Indígenas em 80,5% das cidades brasileiras
Além de ter praticamente triplicado, entre 1991 e 2010, a população indígena no Brasil, que estava presente em 34,5% dos municípios há cerca de 20 anos, agora vive em 80,5% das cidades. São 817 mil pessoas, que representam 0,4% dos brasileiros.
Os dados, divulgados pelo Instituto Brasileiro de Geografia e Estatística (IBGE) às vésperas do Dia do Índio, comemorado hoje (19), podem ser explicados por dois motivos, na avaliação de Cleber Buzatto, secretário executivo do Conselho Indigenista Missionários (Cimi). Ele aponta uma alta taxa de fecundidade entre os indígenas que chega a ser o dobro da média do País - de menos de dois filhos por mulher -, e um cenário favorável para a autodeclaração, que é a forma como o IBGE colheu a informação relacionada à raça durante as entrevistas do Censo 2010.
"A partir da Constituição Federal de 1988, que proporcionou a esses indivíduos um ambiente menos hostil, reconhecendo sua língua, cultura e tradições, eles puderam afirmar sua identidade étnica. Por outro lado, a demarcação de terras indígenas, também provocada por direitos previstos na Carta Magna, criou um ambiente econômico e cultural favorável ao aumento da taxa de natalidade", explica Buzzato.
Hoje há mais indígenas na zona rural (502 mil) que em áreas urbanas (315 mil). "A mudança na autodeclaração é uma hipótese bem plausível. A gente percebe que houve ligeira redução de indígenas na área urbana, enquanto na zona rural houve significativo aumento. Nas zonas rurais, as mulheres ainda têm alta taxa de fecundidade", diz a pesquisadora do IBGE, Nilza Pereira.
O Nordeste é a região que mais sentiu a presença dos indígenas nas últimas décadas. Lá, havia somente 29% dos municípios com pelo menos um índio autodeclarado em 1991. No Censo de 2010 essa proporção atingiu 78,9%. Eles estão sobretudo na área urbana, provavelmente por terem migrado de estados como Rio de Janeiro e São Paulo, que tiveram perdas significativas de indígenas nos últimos 20 anos.
O Norte, por sua vez, continua liderando em população indígena, presente em 90,2% de seus municípios. A cidade com a maior proporção é Uiramutã, em Roraima, onde 88,1% dos moradores se autodeclararam índios. Na segunda colocação, está Marcação (PB), com índice de 77,5%. São Gabriel da Cachoeira (AM) tem 76,6%, precedida no ranking por Baía da Traição (PB), com 71% de indígenas. Em quinto lugar vem São João das Missões (MG), que tem 67,7% da população formada por indígenas. Não foram considerados pelo IBGE índios que vivem isolados, conforme política adotada pelo governo de não fazer contato com esses grupos. Dados mais detalhados sobre os 817 mil indígenas brasileiros deverão ser divulgados pelo órgão em julho deste ano.

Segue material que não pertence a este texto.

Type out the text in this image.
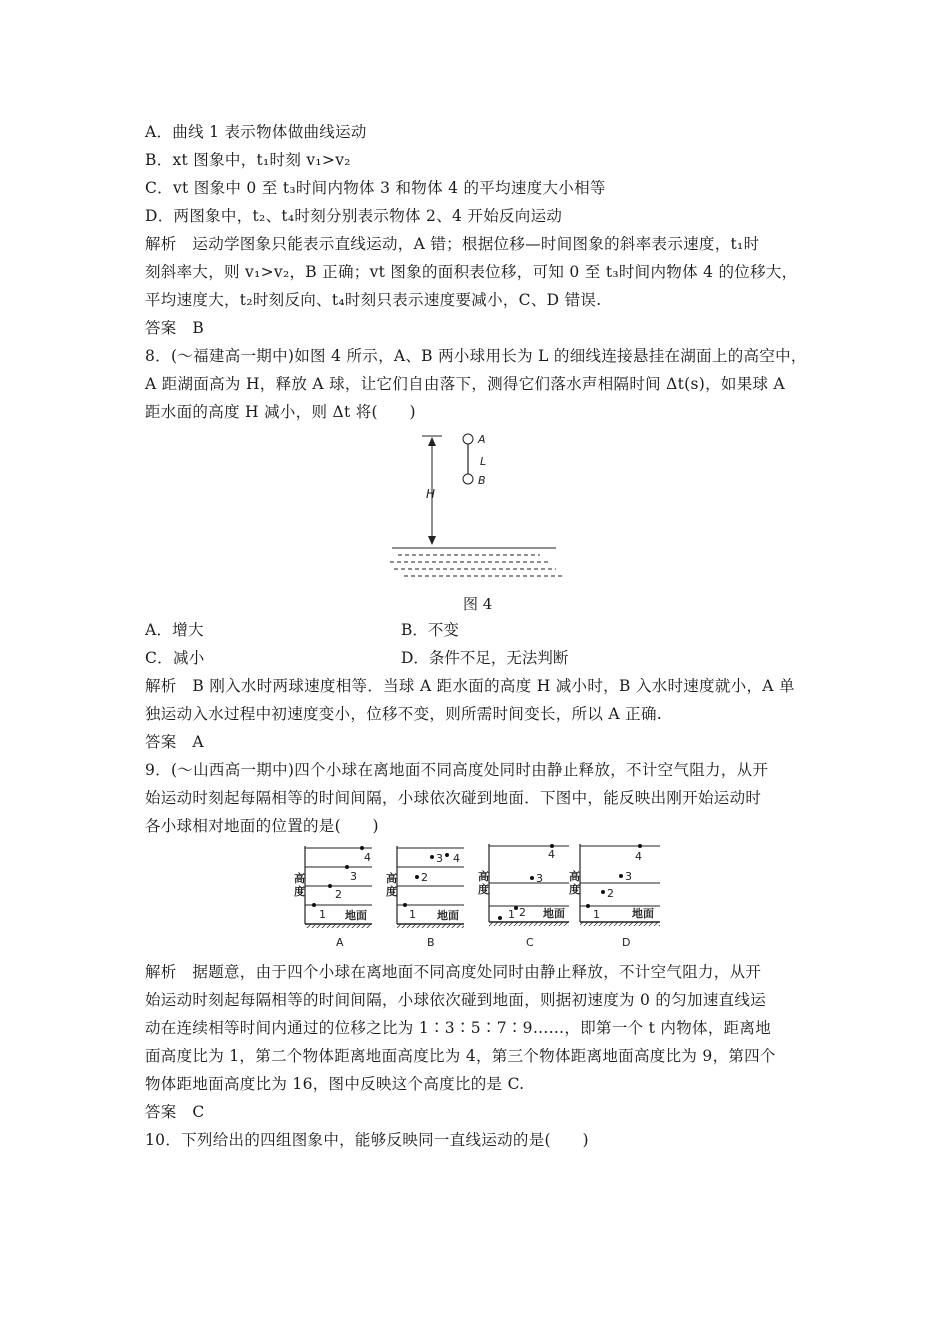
A．曲线 1 表示物体做曲线运动
B．xt 图象中，t₁时刻 v₁>v₂
C．vt 图象中 0 至 t₃时间内物体 3 和物体 4 的平均速度大小相等
D．两图象中，t₂、t₄时刻分别表示物体 2、4 开始反向运动
解析　运动学图象只能表示直线运动，A 错；根据位移—时间图象的斜率表示速度，t₁时
刻斜率大，则 v₁>v₂，B 正确；vt 图象的面积表位移，可知 0 至 t₃时间内物体 4 的位移大，
平均速度大，t₂时刻反向、t₄时刻只表示速度要减小，C、D 错误.
答案　B
8．(～福建高一期中)如图 4 所示，A、B 两小球用长为 L 的细线连接悬挂在湖面上的高空中，
A 距湖面高为 H，释放 A 球，让它们自由落下，测得它们落水声相隔时间 Δt(s)，如果球 A
距水面的高度 H 减小，则 Δt 将(　　)
H
A
L
B
图 4
A．增大	B．不变
C．减小	D．条件不足，无法判断
解析　B 刚入水时两球速度相等．当球 A 距水面的高度 H 减小时，B 入水时速度就小，A 单
独运动入水过程中初速度变小，位移不变，则所需时间变长，所以 A 正确.
答案　A
9．(～山西高一期中)四个小球在离地面不同高度处同时由静止释放，不计空气阻力，从开
始运动时刻起每隔相等的时间间隔，小球依次碰到地面．下图中，能反映出刚开始运动时
各小球相对地面的位置的是(　　)
4
3
2
1
高
度
地面
A
4
3
2
1
高
度
地面
B
4
3
2
1
高
度
地面
C
4
3
2
1
高
度
地面
D
解析　据题意，由于四个小球在离地面不同高度处同时由静止释放，不计空气阻力，从开
始运动时刻起每隔相等的时间间隔，小球依次碰到地面，则据初速度为 0 的匀加速直线运
动在连续相等时间内通过的位移之比为 1∶3∶5∶7∶9……，即第一个 t 内物体，距离地
面高度比为 1，第二个物体距离地面高度比为 4，第三个物体距离地面高度比为 9，第四个
物体距地面高度比为 16，图中反映这个高度比的是 C.
答案　C
10．下列给出的四组图象中，能够反映同一直线运动的是(　　)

Reconhecimento tardio - O ex-presidente da Fundação Nacional do Índio (Funai) e antropólogo da Universidade Federal Fluminense Mércio Pereira Gomes lembra que nos últimos dez anos alguns grupos sociais no Norte e Nordeste se reconheceram como indígenas. "Como sociedades negras que depois se declararam quilombolas, havia grupos sociais que nem falavam mais a língua indígena e depois se reconheceram como etnia indígena. Isso ocorreu com os boraris, em Altamira, os anacés, em Fortaleza, e os tabajaras, na Paraíba."
O coordenador do Programa de Estudos dos Povos Indígenas (Pró-Índio) da Universidade do Estado do Rio de Janeiro, José Ribamar Bessa, chama a atenção para a necessidade de políticas públicas para o indígena que vive em zona urbana. "Nós somos adestrados a não perceber essa população. A gente acha que quem sai da aldeia deixa de ser índio. E não é assim. O alemão que mora no Brasil não vira brasileiro. As cidades são o cemitério das línguas indígenas", critica.
Escolas indígenas - O governo de São Paulo anunciou três novas escolas estaduais indígenas. As novas unidades serão construídas em tribos guarani e tupi-guarani em Itanhaém, Praia Grande e Peruíbe, no litoral, para atender 77 indígenas. O estado ainda não tem o cronograma das obras. Os prédios melhorarão o atendimento já feito. Em duas aldeias (Tangará e Nhamandu Mirim), as construções vão substituir salas que eram vinculadas a outras escolas. Na Tekoá Mirim, o prédio vai acolher 25 alunos que assistiam a aulas em uma unidade improvisada. São Paulo tem 31 escolas indígenas, com material bilíngue e aulas dadas por indígenas.